One breakup. One cross-country move. One new puppy. Endo flaring back up. And a lot, truly a lot, of days feeling depressed and unsure about what came next.
Even so, I made a conscious effort not to tell myself (or the internet) a story where I was unlucky, doomed, or stuck. I’ve learned there is real power in how you narrate your own life.
If you have been around here long enough, you probably remember a version of me who positioned herself as a perpetual victim of…just about everything. I am not proud of that version of myself, but I am owning it.
All of that is to say, what was objectively a very hard year ended up bringing some unexpectedly beautiful things with it. One of the biggest was my move upstate.
Coming to upstate New York was the shift I did not realize how badly I needed. I love having four real seasons in all their intensity. And wow has winter been intense this year. It is currently snowy and freezing, and I am full on embracing the coziness of it.
I love the farm and the food culture here. I love the sense of community I feel. I do not know if it is because so many people I knew during my NYC years are nearby now, but the social element feels good in a way I’ve been missing for a while.
There are also great shops, great restaurants, antiques everywhere, and so much beautiful nature it almost feels unfair.
Which brings me to the part that still feels strange to type.
I feel weird even writing this, because I wanted it for a long time and also genuinely stopped assuming it was something that would automatically be in the cards for me. My life and career have never been especially linear, and for a long time this felt like a “maybe someday, but not anytime soon” kind of thing.

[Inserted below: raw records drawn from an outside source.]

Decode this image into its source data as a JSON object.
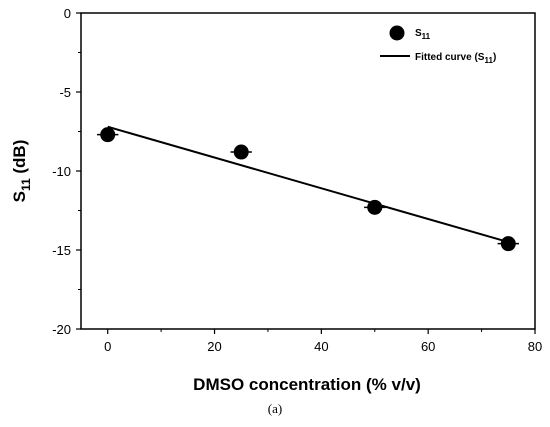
{
  "chart_data": {
    "type": "scatter",
    "xlabel": "DMSO concentration (% v/v)",
    "ylabel_main": "S",
    "ylabel_sub": "11",
    "ylabel_suffix": " (dB)",
    "xlim": [
      -5,
      80
    ],
    "ylim": [
      -20,
      0
    ],
    "xticks": [
      0,
      20,
      40,
      60,
      80
    ],
    "yticks": [
      0,
      -5,
      -10,
      -15,
      -20
    ],
    "series": [
      {
        "name": "S11",
        "name_main": "S",
        "name_sub": "11",
        "type": "scatter",
        "x": [
          0,
          25,
          50,
          75
        ],
        "y": [
          -7.7,
          -8.8,
          -12.3,
          -14.6
        ],
        "xerr": [
          2,
          2,
          2,
          2
        ]
      },
      {
        "name": "Fitted curve (S11)",
        "name_main": "Fitted curve (S",
        "name_sub": "11",
        "name_suffix": ")",
        "type": "line",
        "x": [
          0,
          75
        ],
        "y": [
          -7.2,
          -14.5
        ]
      }
    ],
    "legend_position": "top-right",
    "grid": false,
    "caption": "(a)",
    "colors": {
      "marker": "#000000",
      "line": "#000000"
    }
  }
}
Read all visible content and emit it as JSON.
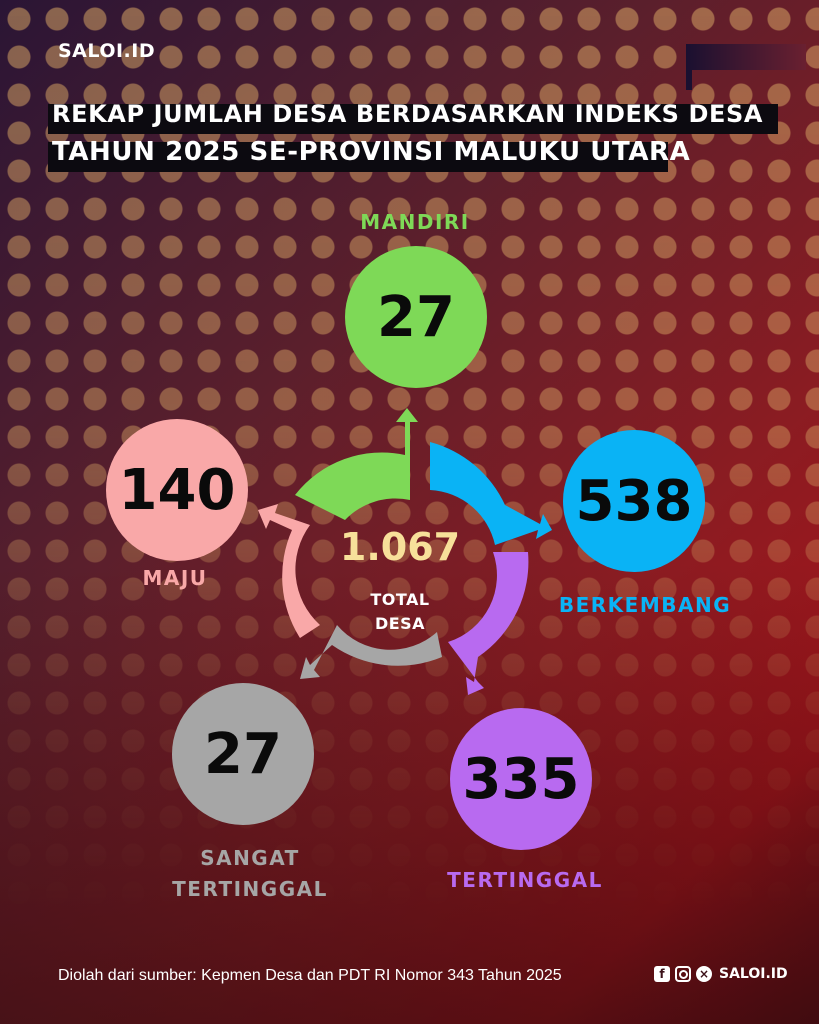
{
  "brand": {
    "logo": "SALOI.ID",
    "handle": "SALOI.ID"
  },
  "title": {
    "line1": "REKAP JUMLAH DESA BERDASARKAN INDEKS DESA",
    "line2": "TAHUN 2025 SE-PROVINSI MALUKU UTARA"
  },
  "categories": {
    "mandiri": {
      "label": "MANDIRI",
      "value": "27",
      "color": "#7ed957"
    },
    "berkembang": {
      "label": "BERKEMBANG",
      "value": "538",
      "color": "#0ab3f5"
    },
    "tertinggal": {
      "label": "TERTINGGAL",
      "value": "335",
      "color": "#b86af0"
    },
    "sangat_tertinggal": {
      "label_line1": "SANGAT",
      "label_line2": "TERTINGGAL",
      "value": "27",
      "color": "#a6a6a6"
    },
    "maju": {
      "label": "MAJU",
      "value": "140",
      "color": "#f9a8a8"
    }
  },
  "total": {
    "value": "1.067",
    "label_line1": "TOTAL",
    "label_line2": "DESA",
    "color": "#f7e09a"
  },
  "footer": {
    "source": "Diolah dari sumber: Kepmen Desa dan PDT RI Nomor 343 Tahun 2025",
    "icons": [
      "facebook-icon",
      "instagram-icon",
      "x-icon"
    ]
  }
}
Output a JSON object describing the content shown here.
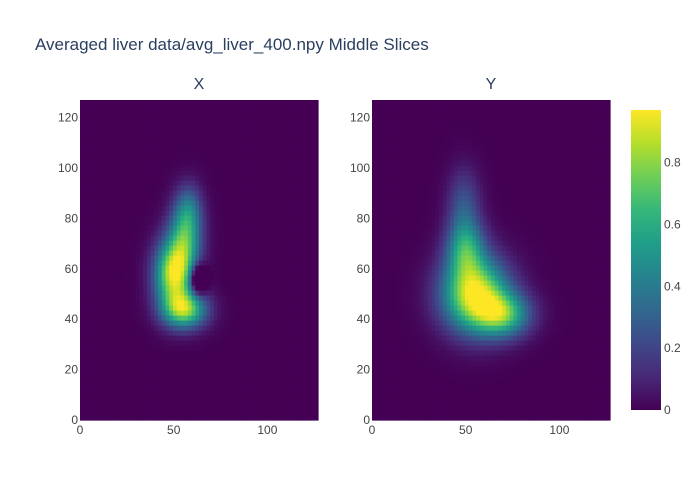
{
  "title": "Averaged liver data/avg_liver_400.npy Middle Slices",
  "chart_data": [
    {
      "type": "heatmap",
      "subplot_title": "X",
      "x_ticks": [
        "0",
        "50",
        "100"
      ],
      "y_ticks": [
        "0",
        "20",
        "40",
        "60",
        "80",
        "100",
        "120"
      ],
      "xlim": [
        0,
        127
      ],
      "ylim": [
        0,
        127
      ],
      "background_value": 0,
      "blobs": [
        {
          "cx": 50,
          "cy": 58,
          "sx": 7,
          "sy": 9,
          "amp": 0.9
        },
        {
          "cx": 56,
          "cy": 44,
          "sx": 8,
          "sy": 5,
          "amp": 0.75
        },
        {
          "cx": 56,
          "cy": 72,
          "sx": 6,
          "sy": 9,
          "amp": 0.55
        },
        {
          "cx": 58,
          "cy": 84,
          "sx": 5,
          "sy": 7,
          "amp": 0.3
        },
        {
          "cx": 63,
          "cy": 56,
          "sx": 3,
          "sy": 4,
          "amp": -0.55
        }
      ]
    },
    {
      "type": "heatmap",
      "subplot_title": "Y",
      "x_ticks": [
        "0",
        "50",
        "100"
      ],
      "y_ticks": [
        "0",
        "20",
        "40",
        "60",
        "80",
        "100",
        "120"
      ],
      "xlim": [
        0,
        127
      ],
      "ylim": [
        0,
        127
      ],
      "background_value": 0,
      "blobs": [
        {
          "cx": 55,
          "cy": 50,
          "sx": 12,
          "sy": 10,
          "amp": 0.95
        },
        {
          "cx": 70,
          "cy": 42,
          "sx": 10,
          "sy": 6,
          "amp": 0.6
        },
        {
          "cx": 50,
          "cy": 68,
          "sx": 7,
          "sy": 8,
          "amp": 0.5
        },
        {
          "cx": 49,
          "cy": 85,
          "sx": 6,
          "sy": 10,
          "amp": 0.25
        }
      ]
    }
  ],
  "colorbar": {
    "colorscale": "Viridis",
    "range": [
      0,
      0.97
    ],
    "ticks": [
      "0",
      "0.2",
      "0.4",
      "0.6",
      "0.8"
    ],
    "colors": [
      "#440154",
      "#482878",
      "#3e4989",
      "#31688e",
      "#26828e",
      "#1f9e89",
      "#35b779",
      "#6ece58",
      "#b5de2b",
      "#fde725"
    ]
  }
}
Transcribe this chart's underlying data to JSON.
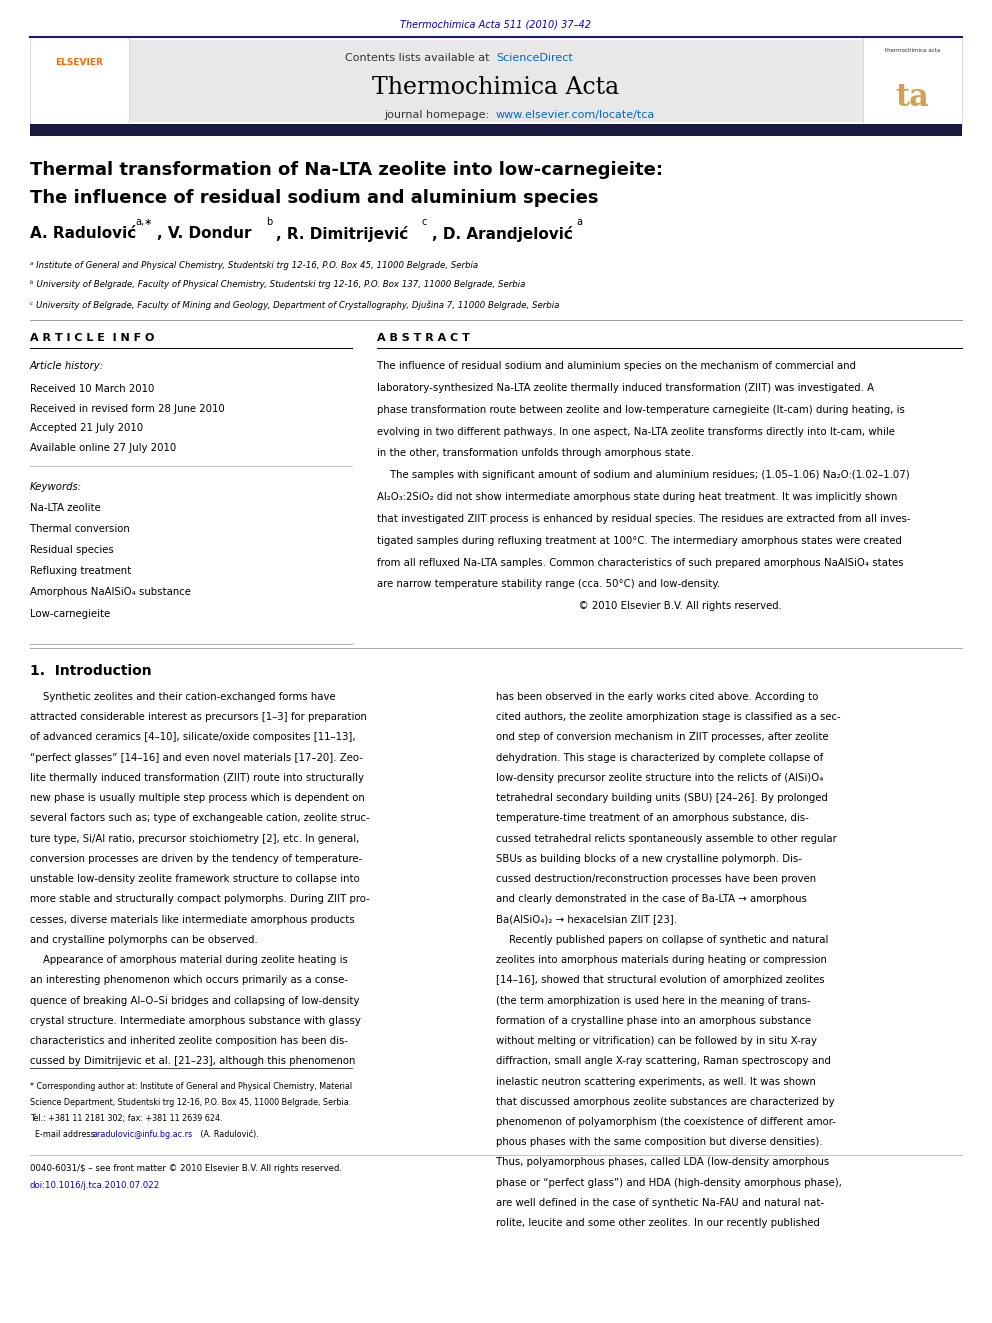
{
  "page_width": 9.92,
  "page_height": 13.23,
  "bg_color": "#ffffff",
  "journal_ref": "Thermochimica Acta 511 (2010) 37–42",
  "journal_ref_color": "#0000cc",
  "header_bg": "#e8e8e8",
  "header_text1": "Contents lists available at ",
  "header_sciencedirect": "ScienceDirect",
  "header_sciencedirect_color": "#0066cc",
  "journal_title": "Thermochimica Acta",
  "journal_homepage_text": "journal homepage: ",
  "journal_url": "www.elsevier.com/locate/tca",
  "journal_url_color": "#0066cc",
  "divider_color": "#1a1a6e",
  "paper_title_line1": "Thermal transformation of Na-LTA zeolite into low-carnegieite:",
  "paper_title_line2": "The influence of residual sodium and aluminium species",
  "affil_a": "ᵃ Institute of General and Physical Chemistry, Studentski trg 12-16, P.O. Box 45, 11000 Belgrade, Serbia",
  "affil_b": "ᵇ University of Belgrade, Faculty of Physical Chemistry, Studentski trg 12-16, P.O. Box 137, 11000 Belgrade, Serbia",
  "affil_c": "ᶜ University of Belgrade, Faculty of Mining and Geology, Department of Crystallography, Djušina 7, 11000 Belgrade, Serbia",
  "article_info_title": "A R T I C L E  I N F O",
  "abstract_title": "A B S T R A C T",
  "article_history_title": "Article history:",
  "received": "Received 10 March 2010",
  "revised": "Received in revised form 28 June 2010",
  "accepted": "Accepted 21 July 2010",
  "available": "Available online 27 July 2010",
  "keywords_title": "Keywords:",
  "keywords": [
    "Na-LTA zeolite",
    "Thermal conversion",
    "Residual species",
    "Refluxing treatment",
    "Amorphous NaAlSiO₄ substance",
    "Low-carnegieite"
  ],
  "footer_text1": "0040-6031/$ – see front matter © 2010 Elsevier B.V. All rights reserved.",
  "footer_text2": "doi:10.1016/j.tca.2010.07.022",
  "footer_url_color": "#0000cc"
}
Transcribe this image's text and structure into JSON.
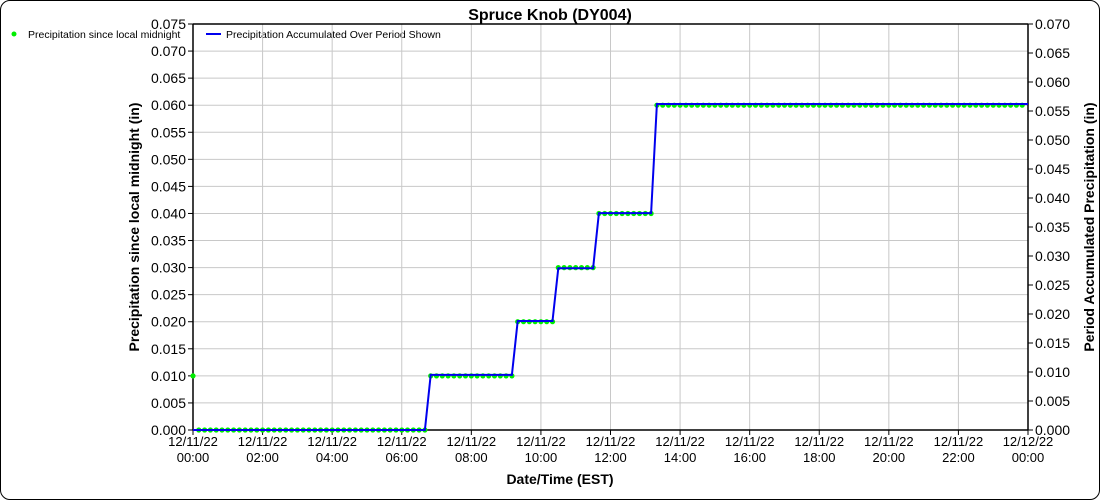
{
  "chart_data": {
    "type": "line",
    "title": "Spruce Knob (DY004)",
    "xlabel": "Date/Time (EST)",
    "ylabel_left": "Precipitation since local midnight (in)",
    "ylabel_right": "Period Accumulated Precipitation (in)",
    "ylim_left": [
      0,
      0.075
    ],
    "ylim_right": [
      0,
      0.07
    ],
    "ytick_step": 0.005,
    "xlim_hours": [
      0,
      24
    ],
    "xtick_step_hours": 2,
    "xtick_labels": [
      [
        "12/11/22",
        "00:00"
      ],
      [
        "12/11/22",
        "02:00"
      ],
      [
        "12/11/22",
        "04:00"
      ],
      [
        "12/11/22",
        "06:00"
      ],
      [
        "12/11/22",
        "08:00"
      ],
      [
        "12/11/22",
        "10:00"
      ],
      [
        "12/11/22",
        "12:00"
      ],
      [
        "12/11/22",
        "14:00"
      ],
      [
        "12/11/22",
        "16:00"
      ],
      [
        "12/11/22",
        "18:00"
      ],
      [
        "12/11/22",
        "20:00"
      ],
      [
        "12/11/22",
        "22:00"
      ],
      [
        "12/12/22",
        "00:00"
      ]
    ],
    "grid": true,
    "legend_position": "top-left",
    "interval_minutes": 10,
    "series": [
      {
        "name": "Precipitation since local midnight",
        "axis": "left",
        "style": "points",
        "color": "#00ee00",
        "runs": [
          {
            "start": "00:00",
            "end": "00:00",
            "value": 0.01
          },
          {
            "start": "00:10",
            "end": "06:40",
            "value": 0.0
          },
          {
            "start": "06:50",
            "end": "09:10",
            "value": 0.01
          },
          {
            "start": "09:20",
            "end": "10:20",
            "value": 0.02
          },
          {
            "start": "10:30",
            "end": "11:30",
            "value": 0.03
          },
          {
            "start": "11:40",
            "end": "13:10",
            "value": 0.04
          },
          {
            "start": "13:20",
            "end": "23:50",
            "value": 0.06
          }
        ]
      },
      {
        "name": "Precipitation Accumulated Over Period Shown",
        "axis": "right",
        "style": "line",
        "color": "#0000ee",
        "runs": [
          {
            "start": "00:00",
            "end": "06:40",
            "value": 0.0
          },
          {
            "start": "06:50",
            "end": "09:10",
            "value": 0.0095
          },
          {
            "start": "09:20",
            "end": "10:20",
            "value": 0.0188
          },
          {
            "start": "10:30",
            "end": "11:30",
            "value": 0.0279
          },
          {
            "start": "11:40",
            "end": "13:10",
            "value": 0.0374
          },
          {
            "start": "13:20",
            "end": "24:00",
            "value": 0.0562
          }
        ]
      }
    ]
  }
}
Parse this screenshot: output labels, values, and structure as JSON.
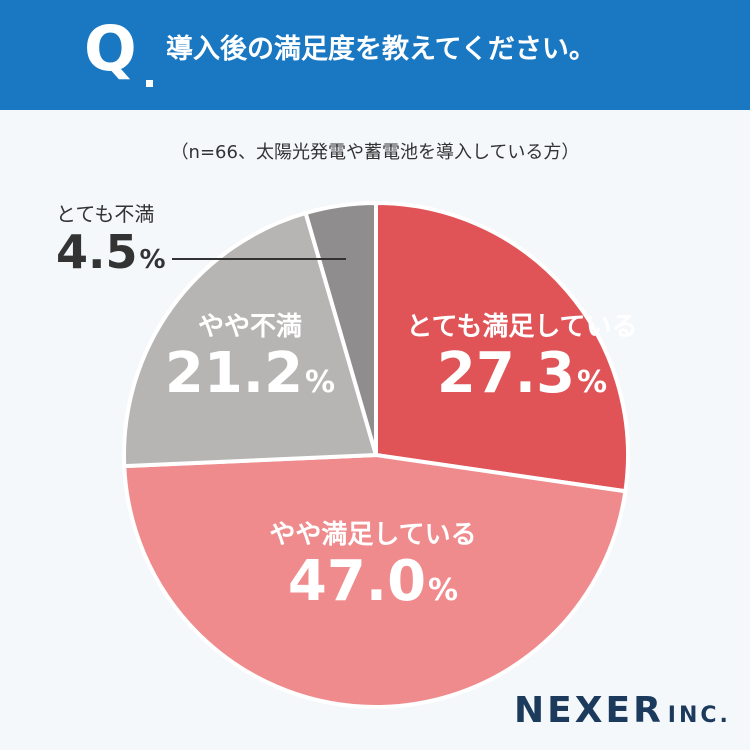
{
  "header": {
    "q_mark": "Q",
    "question": "導入後の満足度を教えてください。"
  },
  "note": "（n=66、太陽光発電や蓄電池を導入している方）",
  "chart_data": {
    "type": "pie",
    "title": "導入後の満足度を教えてください。",
    "subtitle": "（n=66、太陽光発電や蓄電池を導入している方）",
    "slices": [
      {
        "label": "とても満足している",
        "value": 27.3,
        "display": "27.3",
        "color": "#e05356"
      },
      {
        "label": "やや満足している",
        "value": 47.0,
        "display": "47.0",
        "color": "#f08b8d"
      },
      {
        "label": "やや不満",
        "value": 21.2,
        "display": "21.2",
        "color": "#b7b4b4"
      },
      {
        "label": "とても不満",
        "value": 4.5,
        "display": "4.5",
        "color": "#8f8d8d"
      }
    ],
    "unit": "%",
    "start": "12 o'clock",
    "direction": "clockwise"
  },
  "logo": {
    "main": "NEXER",
    "sub": "INC."
  }
}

But through a combination of stubbornness, lots of stress, some help, and honestly a decent amount of luck, I did something very adult and very scary and…
I bought a fucking house.
It still does not fully register. It mostly feels surreal and a little fake, like I’m waiting for someone to tell me there’s been a mistake.
And to be very clear, this is not some kind of “I’ve arrived” moment. The house needs a lot of work. I am currently surrounded by boxes, lists, samples, and the growing realization that owning a home is just trading one set of problems for a much more expensive and permanent set of problems.
What it does feel like is…stability. A base! A place where I can actually exhale and start rebuilding parts of my life that have been on pause for a long time.
And that feels fucking priceless.
And one last thing, whether you’re new around here or you’ve been here for a long time and seen me through a lot of the shitstorm, I just want to say thank you. Your support, whether that’s reading, sharing, or paying for this newsletter, is something I don’t take for granted.
Love always,
VC





Congrats! I can't wait to see updates of what you do with it (I need to wallpaper vicariously)
Good luck! I remember that feeling distinctly. Almost 30 years ago, I was in a position where I HAD to either buy something or condemn myself to a lifetime of privately renting, as I would never again have been able to afford both saving for a deposit and paying private rental. Luckily, I just had enough money to get on the property ladder. The housing market in the UK is very different to that in the US, and there is much more security of tenure here. But having come close to being homeless, I resolved not to be in that position again. Owning a house is a never-ending succession of unexpected bills, but at least it's spending on something that's YOURS, and you don't have to wait until the landlord gets round to unbunging the drains or whatever. I hope your new home is all you wish for. As you say, that feeling of stability is priceless and, actually, you can't beat it!